It’s hard to imagine the imagination of science fiction writers. While many of their literary works are based in our current world, like Michael Crichton’s novel The Andromeda Strain, science fiction works are not bound by past, present or future. In fact, the majority envision scientific or technological advances that don’t yet exist. As a blog from high-tech company Micron puts it, “Some of the most outlandish scenarios imagined by writers of films, TV shows, and books have come true, and they were actually inspired by science fiction.” It presents 11 examples that were anticipated by sci-fi writers, including self-driving cars, 3-D food printing, drones, ear buds and more.
Predicting inventions and their achievements is not just the realm of fiction. In 2016, two Harvard academics teamed up to announce that “machine learning will displace much of the work of radiologists and anatomical pathologists.”[i] It didn’t take long to start.

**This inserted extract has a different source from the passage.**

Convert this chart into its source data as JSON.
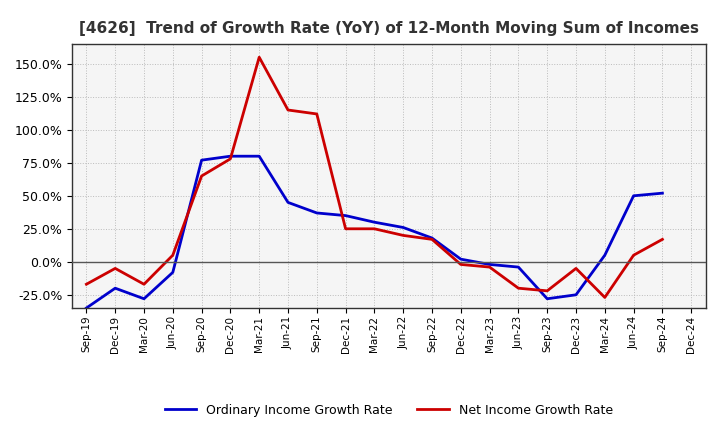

By 2020, a multicenter team developed and tested a Deep Learning (DL) system to assign a Gleason grade to prostate cancer (PCa) biopsy specimens. They found that their program demonstrated “higher proficiency than general pathologists at Gleason grading prostate needle core biopsy specimens…”[ii]
The pace of generating such programs is accelerating. In 2022, a team of Spanish researchers tackled the Herculean chore of employing DL to “… simultaneously perform detection, segmentation, and Gleason Grade estimation from [multiparametric MRIs] to a state-of-the-art performance level.”[iii] In publishing their work, they note that Computer-Aided Diagnosis (CAD) has already been acknowledged as a way to add efficiency and objectivity to the human task of interpreting mpMRI scans. After all, reading and reporting on scans is time-consuming, and dependent on the expertise of the reader so results can vary, so carefully designed and trained algorithmic programs can help busy radiologists by detecting suspicious lesions.
The Spanish team’s project goes further. They based their product on “two main MRI datasets integrating T2, DW, b-value, and ADC maps in both of them” as well as two PCa datasets (ProstateX and IVO). Their image-based lesion identification included prostate zonal segmentation and classification by grade, which was then compared against “fusion and transperineal template biopsies,” the latter of which is considered the pre-operative gold standard to evaluate PCa extent.
How well did their DL system perform? In terms of detecting clinically significant PCa (that is, Gleason grade group ≥ 2), their results were excellent. For the IVO dataset, their program outperformed PI-RADS for high risk PCa. They also found great agreement in zonal segmentation between their program and that of an expert radiologist. While not yet at a point where the authors can claim to have perfected automated image-based diagnosis, they can justly pat themselves on the back for having created “the first algorithm, to the best of our knowledge, that automatically contours the prostate into its zones, performs well at lesion detection and Gleason Grade prediction (identifying lesions of a given grade or higher), and segments such lesions albeit with a moderate overlapping. The model outperformed expert radiologists with extensive MRI experience …”
Our team at Sperling Prostate Center extends congratulations to Pellicer-Valero, et al. for their thorough work. They have made a significant stride in the contribution of DL as a promising working partner with human radiologists who specialize in prostate cancer.
NOTE: This content is solely for purposes of information and does not substitute for diagnostic or medical advice. Talk to your doctor if you are experiencing pelvic pain, or have any other health concerns or questions of a personal medical nature.
[i] Obermeyer Z, Emanuel EJ. Predicting the Future – Big Data, Machine Learning, and Clinical Medicine. N Engl J Med. 2016 Sep 29;375(13):1216-9.
[ii] Nagpal K, Foote D, Tan F, et al. Development and Validation of a Deep Learning Algorithm for Gleason Grading of Prostate Cancer From Biopsy Specimens. JAMA Oncol. 2020;6(9):1372–1380.
[iii] Pellicer-Valero OJ, Marenco Jiménez JL, Gonzalez-Perez V, Casanova Ramón-Borja JL et al. Deep learning for fully automatic detection, segmentation, and Gleason grade estimation of prostate cancer in multiparametric magnetic resonance images. Sci Rep. 2022 Feb 22;12(1):2975.